The JSON formatter encodes call graph information that isn’t available in the histogram format. To make a flame graph out of this output, however, we need to transform it into a format that folds the call stack samples into single lines. This can be done using stackcollapse-graalvm.rb from Benoit Daloze’s fork of FlameGraph.
If you have not yet, you should clone this fork of FlameGraph into the parent directory. Now you can run the script to transform the output and pipe it into the script that will generate the SVG data:
../FlameGraph/stackcollapse-graalvm.rb simple-app.json | ../FlameGraph/flamegraph.pl > simple-app.svg
At this point, you should open the SVG file in a Chromium-based web browser. Your system might have a different image manipulation application configured as the default application for SVG files. While loading the file in such an application may render a graph, it likely will not handle the interactive components of the flame graph. Firefox may work as well, but Chromium-based browsers currently seem to have better support and performance for the flame graph files.

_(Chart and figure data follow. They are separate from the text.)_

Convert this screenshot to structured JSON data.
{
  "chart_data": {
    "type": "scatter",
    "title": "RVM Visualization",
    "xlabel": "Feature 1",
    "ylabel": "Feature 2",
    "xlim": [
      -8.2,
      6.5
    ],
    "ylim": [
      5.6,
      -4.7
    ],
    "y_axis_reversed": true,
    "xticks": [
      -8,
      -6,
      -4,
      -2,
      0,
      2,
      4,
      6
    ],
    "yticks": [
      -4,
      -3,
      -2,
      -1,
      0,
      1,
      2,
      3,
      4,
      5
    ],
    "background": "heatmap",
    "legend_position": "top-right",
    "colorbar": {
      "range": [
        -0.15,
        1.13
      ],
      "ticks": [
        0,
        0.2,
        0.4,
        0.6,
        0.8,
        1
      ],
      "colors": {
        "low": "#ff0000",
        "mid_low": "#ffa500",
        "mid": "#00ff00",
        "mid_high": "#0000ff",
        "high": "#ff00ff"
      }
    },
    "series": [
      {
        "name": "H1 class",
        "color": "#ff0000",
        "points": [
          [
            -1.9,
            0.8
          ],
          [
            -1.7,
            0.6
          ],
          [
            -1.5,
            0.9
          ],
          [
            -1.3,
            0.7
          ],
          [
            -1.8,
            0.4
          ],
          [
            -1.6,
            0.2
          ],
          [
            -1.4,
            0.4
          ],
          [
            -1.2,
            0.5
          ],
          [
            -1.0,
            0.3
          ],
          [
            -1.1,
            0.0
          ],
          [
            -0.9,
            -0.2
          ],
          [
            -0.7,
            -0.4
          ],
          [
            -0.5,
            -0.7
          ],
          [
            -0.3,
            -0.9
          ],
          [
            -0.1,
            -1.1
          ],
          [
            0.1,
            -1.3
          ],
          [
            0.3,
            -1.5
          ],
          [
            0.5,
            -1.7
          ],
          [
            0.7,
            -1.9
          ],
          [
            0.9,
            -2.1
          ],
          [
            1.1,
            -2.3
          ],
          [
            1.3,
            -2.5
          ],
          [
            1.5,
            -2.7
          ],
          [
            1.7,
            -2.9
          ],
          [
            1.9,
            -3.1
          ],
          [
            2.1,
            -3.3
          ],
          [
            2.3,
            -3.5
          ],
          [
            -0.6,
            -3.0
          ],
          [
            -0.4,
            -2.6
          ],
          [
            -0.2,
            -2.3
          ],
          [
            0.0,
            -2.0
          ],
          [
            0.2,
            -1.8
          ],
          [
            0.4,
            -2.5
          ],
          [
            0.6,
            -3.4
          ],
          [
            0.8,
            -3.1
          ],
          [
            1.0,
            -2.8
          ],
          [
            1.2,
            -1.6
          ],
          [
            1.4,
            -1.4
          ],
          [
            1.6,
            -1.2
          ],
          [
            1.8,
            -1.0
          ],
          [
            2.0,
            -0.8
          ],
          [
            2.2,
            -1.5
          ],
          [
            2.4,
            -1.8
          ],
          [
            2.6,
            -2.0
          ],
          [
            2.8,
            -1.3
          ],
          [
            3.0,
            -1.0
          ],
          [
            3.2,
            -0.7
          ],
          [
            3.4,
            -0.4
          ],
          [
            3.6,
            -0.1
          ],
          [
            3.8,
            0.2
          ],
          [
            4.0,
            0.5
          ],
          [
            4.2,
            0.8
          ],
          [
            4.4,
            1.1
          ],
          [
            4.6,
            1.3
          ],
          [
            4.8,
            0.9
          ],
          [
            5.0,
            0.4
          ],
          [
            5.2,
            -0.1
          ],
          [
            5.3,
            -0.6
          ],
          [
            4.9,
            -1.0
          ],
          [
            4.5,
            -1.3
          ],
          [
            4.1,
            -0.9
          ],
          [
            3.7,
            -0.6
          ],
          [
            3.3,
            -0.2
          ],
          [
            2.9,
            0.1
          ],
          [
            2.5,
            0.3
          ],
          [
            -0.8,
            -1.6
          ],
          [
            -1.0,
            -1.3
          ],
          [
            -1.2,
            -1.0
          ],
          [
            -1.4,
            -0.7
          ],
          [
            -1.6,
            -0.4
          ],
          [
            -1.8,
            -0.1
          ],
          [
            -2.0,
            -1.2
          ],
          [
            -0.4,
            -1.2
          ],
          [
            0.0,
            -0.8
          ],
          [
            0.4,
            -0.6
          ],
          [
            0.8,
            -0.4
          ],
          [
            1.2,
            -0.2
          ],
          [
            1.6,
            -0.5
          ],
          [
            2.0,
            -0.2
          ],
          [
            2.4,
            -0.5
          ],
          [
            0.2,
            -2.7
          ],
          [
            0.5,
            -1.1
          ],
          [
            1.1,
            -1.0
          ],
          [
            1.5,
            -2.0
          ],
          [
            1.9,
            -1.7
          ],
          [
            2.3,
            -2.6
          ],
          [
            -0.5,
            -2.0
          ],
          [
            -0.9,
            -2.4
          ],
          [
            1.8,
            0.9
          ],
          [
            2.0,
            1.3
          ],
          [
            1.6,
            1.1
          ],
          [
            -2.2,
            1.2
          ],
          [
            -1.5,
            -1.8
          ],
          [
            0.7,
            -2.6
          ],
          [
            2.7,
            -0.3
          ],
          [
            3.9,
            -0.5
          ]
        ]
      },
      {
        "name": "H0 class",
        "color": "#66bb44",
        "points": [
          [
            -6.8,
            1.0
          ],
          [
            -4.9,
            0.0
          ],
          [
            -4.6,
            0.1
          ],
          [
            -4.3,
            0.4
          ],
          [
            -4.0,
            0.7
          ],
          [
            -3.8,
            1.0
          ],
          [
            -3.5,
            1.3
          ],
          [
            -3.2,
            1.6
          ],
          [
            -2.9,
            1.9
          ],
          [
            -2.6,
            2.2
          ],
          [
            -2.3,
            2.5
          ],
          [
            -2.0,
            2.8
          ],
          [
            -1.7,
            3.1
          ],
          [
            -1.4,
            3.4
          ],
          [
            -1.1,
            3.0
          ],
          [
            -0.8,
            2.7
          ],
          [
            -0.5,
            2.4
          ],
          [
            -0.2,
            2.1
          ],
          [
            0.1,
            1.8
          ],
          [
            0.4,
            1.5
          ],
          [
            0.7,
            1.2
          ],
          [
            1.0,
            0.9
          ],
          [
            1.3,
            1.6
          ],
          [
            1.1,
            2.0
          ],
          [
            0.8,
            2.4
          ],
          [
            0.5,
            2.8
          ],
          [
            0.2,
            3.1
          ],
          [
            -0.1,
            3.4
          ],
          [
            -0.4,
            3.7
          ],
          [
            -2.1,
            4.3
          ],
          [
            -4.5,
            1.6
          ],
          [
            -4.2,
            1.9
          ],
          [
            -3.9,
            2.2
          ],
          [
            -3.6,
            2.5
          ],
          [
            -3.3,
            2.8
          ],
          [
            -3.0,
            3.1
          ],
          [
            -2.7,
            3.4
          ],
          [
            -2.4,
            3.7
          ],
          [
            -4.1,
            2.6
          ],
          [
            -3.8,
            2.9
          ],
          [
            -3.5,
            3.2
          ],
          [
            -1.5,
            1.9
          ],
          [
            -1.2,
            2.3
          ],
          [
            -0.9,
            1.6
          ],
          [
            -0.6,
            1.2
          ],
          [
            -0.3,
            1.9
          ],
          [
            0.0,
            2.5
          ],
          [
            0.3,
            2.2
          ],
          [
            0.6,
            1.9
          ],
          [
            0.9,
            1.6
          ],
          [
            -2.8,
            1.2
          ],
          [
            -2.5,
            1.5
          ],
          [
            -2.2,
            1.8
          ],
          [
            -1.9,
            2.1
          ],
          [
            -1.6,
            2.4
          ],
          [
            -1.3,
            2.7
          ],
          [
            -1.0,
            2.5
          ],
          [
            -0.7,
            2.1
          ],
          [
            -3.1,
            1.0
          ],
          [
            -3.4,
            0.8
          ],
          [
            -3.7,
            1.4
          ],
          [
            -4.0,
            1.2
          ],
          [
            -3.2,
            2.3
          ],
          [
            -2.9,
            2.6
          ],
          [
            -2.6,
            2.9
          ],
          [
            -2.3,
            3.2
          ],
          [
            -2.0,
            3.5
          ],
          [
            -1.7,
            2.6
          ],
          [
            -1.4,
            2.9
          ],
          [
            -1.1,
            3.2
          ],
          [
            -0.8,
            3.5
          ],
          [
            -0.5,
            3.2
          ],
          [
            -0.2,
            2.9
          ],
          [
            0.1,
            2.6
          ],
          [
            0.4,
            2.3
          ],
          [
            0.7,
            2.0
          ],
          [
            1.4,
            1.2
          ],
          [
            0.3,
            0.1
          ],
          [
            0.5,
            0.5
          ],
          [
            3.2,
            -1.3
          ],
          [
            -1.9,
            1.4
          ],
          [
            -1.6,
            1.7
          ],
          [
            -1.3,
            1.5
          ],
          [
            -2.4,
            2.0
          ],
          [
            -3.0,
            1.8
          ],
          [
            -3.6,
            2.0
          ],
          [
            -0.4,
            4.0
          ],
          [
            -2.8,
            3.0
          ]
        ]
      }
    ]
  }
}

Profiling with Oracle Developer Studio #
Oracle Developer Studio includes a Performance Analyzer that can be used with GraalVM. Developer Studio can be downloaded from OTN and the current version at time of writing (12.6) provides a perpetual no-cost license for production use and the development of commercial applications.
Using the Developer Studio Performance Analyser is straightforward. Include the path to the Developer Studio binaries in your PATH
and then prefix your normal command-line with collect
.
For example:
collect js mybenchmark.js
On completion an “experiment” (.er) directory will have been created containing the profiling data for the command execution, test.1.er
by default.
To view the profiling results, use the analyzer
tool:
analyzer test.1.er
The analyzer
GUI allows you to view the captured profiling information in several different ways, e.g., the timeline of your application, a flat function list, the call tree, a flame graph, etc.
There is also a command-line tool, er_print
, which can be used for outputting the profiling information in textual form, for further analysis.
For full details, see the Performance Analyzer documentation.